Paul Heaton on the co-writing debate: 'You wouldn't teach your son to ride a tandem'

Paul Heaton on the co-writing debate: 'You wouldn't teach your son to ride a tandem'

Legendary UK songwriter Paul Heaton has weighed in on the co-writing revolution that’s been sweeping the charts – and he’s not particularly impressed.

Music Week’s recent songwriting issue sparked an industry-wide debate with our revelation that it now takes an average of 4.53 people to write a hit. That’s in stark contrast to Heaton’s career, which has seen him write hit after hit, either on his own or with fellow band members. His current project, Paul Heaton + Jacqui Abbot, sees him writing with long-term collaborator Jonny Lexus.

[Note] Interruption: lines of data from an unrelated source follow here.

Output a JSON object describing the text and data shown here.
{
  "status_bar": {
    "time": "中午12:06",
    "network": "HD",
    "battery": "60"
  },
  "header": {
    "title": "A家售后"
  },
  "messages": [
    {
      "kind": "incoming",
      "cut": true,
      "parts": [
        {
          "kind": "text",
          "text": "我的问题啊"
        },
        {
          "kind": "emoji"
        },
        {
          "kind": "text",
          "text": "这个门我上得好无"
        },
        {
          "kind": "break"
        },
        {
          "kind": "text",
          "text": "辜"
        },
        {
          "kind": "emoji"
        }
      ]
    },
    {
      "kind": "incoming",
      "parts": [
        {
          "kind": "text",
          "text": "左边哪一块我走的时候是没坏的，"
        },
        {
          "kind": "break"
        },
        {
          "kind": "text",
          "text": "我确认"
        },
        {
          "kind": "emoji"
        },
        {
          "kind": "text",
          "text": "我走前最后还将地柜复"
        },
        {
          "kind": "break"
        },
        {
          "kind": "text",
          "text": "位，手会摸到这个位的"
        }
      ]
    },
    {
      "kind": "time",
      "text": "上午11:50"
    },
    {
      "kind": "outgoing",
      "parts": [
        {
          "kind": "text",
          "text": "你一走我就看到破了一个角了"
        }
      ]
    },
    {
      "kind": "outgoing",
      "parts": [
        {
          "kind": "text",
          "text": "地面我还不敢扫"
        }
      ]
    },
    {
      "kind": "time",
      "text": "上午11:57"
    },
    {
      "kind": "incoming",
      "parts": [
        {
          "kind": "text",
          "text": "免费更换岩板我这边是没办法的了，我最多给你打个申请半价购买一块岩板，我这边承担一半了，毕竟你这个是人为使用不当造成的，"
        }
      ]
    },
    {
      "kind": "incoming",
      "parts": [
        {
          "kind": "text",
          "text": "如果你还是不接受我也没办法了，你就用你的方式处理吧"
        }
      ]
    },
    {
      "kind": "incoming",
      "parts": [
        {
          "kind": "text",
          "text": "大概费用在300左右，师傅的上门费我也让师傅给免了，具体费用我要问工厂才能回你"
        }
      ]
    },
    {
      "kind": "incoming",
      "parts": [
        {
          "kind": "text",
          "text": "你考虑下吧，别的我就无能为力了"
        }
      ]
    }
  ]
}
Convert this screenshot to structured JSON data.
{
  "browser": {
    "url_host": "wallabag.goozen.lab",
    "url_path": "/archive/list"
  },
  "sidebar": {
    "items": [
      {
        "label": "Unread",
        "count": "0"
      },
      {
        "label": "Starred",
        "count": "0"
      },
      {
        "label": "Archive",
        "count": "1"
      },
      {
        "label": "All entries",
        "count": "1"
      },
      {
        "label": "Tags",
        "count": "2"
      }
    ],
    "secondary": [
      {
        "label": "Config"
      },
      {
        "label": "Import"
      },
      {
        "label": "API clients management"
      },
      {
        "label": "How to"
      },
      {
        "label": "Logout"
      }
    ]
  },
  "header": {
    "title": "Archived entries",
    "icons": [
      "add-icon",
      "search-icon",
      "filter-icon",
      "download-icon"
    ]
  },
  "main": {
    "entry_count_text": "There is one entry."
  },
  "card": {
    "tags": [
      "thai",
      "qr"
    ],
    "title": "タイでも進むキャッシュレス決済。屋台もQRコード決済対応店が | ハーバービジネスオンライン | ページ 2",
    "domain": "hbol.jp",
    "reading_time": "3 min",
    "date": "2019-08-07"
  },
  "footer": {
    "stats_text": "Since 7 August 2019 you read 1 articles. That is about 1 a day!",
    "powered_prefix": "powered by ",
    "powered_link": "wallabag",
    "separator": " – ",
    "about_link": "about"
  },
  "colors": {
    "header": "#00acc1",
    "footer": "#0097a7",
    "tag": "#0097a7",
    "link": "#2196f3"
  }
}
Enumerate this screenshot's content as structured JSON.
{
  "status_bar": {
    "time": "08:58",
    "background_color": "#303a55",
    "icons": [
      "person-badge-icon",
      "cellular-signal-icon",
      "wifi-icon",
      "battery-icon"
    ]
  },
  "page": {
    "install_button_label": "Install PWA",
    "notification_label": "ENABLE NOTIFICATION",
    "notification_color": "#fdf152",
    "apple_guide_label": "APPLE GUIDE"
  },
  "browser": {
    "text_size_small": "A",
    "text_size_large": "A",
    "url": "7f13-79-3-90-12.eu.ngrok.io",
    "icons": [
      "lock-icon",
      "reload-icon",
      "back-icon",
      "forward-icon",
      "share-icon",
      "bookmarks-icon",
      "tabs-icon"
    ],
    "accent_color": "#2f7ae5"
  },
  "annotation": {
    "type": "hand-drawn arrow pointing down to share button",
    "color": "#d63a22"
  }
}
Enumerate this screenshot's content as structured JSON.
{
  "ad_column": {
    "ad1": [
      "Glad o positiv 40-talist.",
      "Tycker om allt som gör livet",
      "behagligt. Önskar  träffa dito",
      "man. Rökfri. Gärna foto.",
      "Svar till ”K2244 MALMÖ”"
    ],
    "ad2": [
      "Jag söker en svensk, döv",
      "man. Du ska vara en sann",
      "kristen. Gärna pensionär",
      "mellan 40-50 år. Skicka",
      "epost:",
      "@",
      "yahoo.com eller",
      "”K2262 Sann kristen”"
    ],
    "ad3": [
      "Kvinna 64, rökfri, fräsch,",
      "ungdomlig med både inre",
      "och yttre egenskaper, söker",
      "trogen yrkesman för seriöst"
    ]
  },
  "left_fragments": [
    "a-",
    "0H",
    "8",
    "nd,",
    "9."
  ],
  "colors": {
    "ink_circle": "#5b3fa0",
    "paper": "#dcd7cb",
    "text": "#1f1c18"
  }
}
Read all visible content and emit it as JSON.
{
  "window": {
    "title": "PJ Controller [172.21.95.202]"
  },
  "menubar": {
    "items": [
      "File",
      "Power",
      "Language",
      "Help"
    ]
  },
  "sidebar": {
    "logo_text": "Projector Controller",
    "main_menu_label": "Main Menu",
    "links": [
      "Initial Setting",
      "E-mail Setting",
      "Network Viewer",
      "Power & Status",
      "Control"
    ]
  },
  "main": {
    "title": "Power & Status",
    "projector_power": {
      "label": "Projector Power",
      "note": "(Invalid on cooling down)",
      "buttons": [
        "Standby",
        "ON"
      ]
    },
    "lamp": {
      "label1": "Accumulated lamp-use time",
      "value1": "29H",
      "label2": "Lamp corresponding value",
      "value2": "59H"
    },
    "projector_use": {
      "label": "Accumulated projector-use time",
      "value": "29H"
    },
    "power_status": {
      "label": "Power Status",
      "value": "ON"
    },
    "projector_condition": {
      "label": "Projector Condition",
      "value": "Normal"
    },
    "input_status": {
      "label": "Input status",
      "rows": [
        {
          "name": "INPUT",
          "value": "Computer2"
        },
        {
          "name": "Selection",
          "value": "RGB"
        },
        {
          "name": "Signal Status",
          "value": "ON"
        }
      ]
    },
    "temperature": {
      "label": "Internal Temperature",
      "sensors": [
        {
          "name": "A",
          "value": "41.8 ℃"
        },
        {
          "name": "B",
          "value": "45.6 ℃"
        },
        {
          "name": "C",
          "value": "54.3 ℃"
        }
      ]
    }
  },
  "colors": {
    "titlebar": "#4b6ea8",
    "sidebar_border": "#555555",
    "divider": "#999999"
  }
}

“It was once suggested I write with a couple of artists who have hits in the charts,” Heaton revealed in an interview with Music Week. “But I’d rather take them away with me and show them what I do, and then just say, You do it now. It’s like riding a bike. You wouldn’t teach your son to ride a tandem, would you?”

Heaton is well-qualified to hand out the lessons as well. He has recently passed a combined total of 10 million album sales across The Housemartins, The Beautiful South, his solo work and his current collaboration with Abbot. The duo release their third album, Crooked Calypso, on Virgin EMI on July 21 and recently played a sold-out stadium show as part of Hull’s UK City Of Culture programme

“I don’t understand those figures,” he said. “As soon as it goes above the capacity of people in Wembley, I can’t figure that out. I’m not very good at taking that compliment of massive record sales but I am particularly pleased now that we’re managing to keep them flowing healthily at a time when record sales, in my age group, aren’t particularly buoyant.”

Much of Heaton’s catalogue pre-dates the Official Charts era, but Heaton’s biggest album sellers since the OCC started compiling the charts in 1994 are The Beautiful South’s Carry On Up The Charts (1,517,383 sales), Blue Is The Colour (1,374,306), Quench (955,751), Solid Bronze (804,500) and Painting It Red (181,524).